I also had reinforced the fact that our apartment had become an epicenter for sex since he had started bringing people over, and that I was tired of sleeping in the same room that his little 'one nighter' had occurred, (this was when we were living in a one bedroom apartment, sharing the same bed), and the more I fought against it, the more tired he grew of my constant bickering. There were a few times he had even tried to accuse me of being jealous but I simply laughed and told him that I honestly didn't care if he was having sex with me or not, I was just tired of sex at the time.
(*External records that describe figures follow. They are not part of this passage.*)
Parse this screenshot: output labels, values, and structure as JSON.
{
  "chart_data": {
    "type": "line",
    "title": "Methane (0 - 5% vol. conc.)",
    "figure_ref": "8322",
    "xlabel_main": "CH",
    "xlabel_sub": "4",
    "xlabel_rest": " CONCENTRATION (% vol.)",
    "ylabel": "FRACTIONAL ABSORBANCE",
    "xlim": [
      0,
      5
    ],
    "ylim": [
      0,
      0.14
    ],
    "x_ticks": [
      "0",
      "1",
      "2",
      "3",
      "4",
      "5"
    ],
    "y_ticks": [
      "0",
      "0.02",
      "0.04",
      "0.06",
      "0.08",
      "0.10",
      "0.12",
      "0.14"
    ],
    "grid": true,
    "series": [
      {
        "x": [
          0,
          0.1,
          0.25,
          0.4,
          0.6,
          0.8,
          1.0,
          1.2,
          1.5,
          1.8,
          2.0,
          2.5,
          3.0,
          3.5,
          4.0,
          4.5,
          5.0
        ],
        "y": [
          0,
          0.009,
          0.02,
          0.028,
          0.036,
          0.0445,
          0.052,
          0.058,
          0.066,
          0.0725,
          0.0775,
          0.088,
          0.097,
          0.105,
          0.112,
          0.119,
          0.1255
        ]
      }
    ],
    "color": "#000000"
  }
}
So he agreed to stop bringing people over. Of course this somehow triggered lots and lots of sex between me and him, which I didn't have a problem with because we live here, and us having sex allover the apartment is okay.


:P


I know he really shouldn't, as a room mate, give a shit about whether or not I go or stay but there's more to this little story.

Explanation : In short, we both need each other to survive in our apartment because we can't live alone with the costs that this living situation deals out, and neither of us really can't stand the idea of going back to living with mommy and daddy.
 
I say end it because the day you say no to sex he will get it somewhere else.

He has to understand that it is an ass not a vagina, so it needs a break.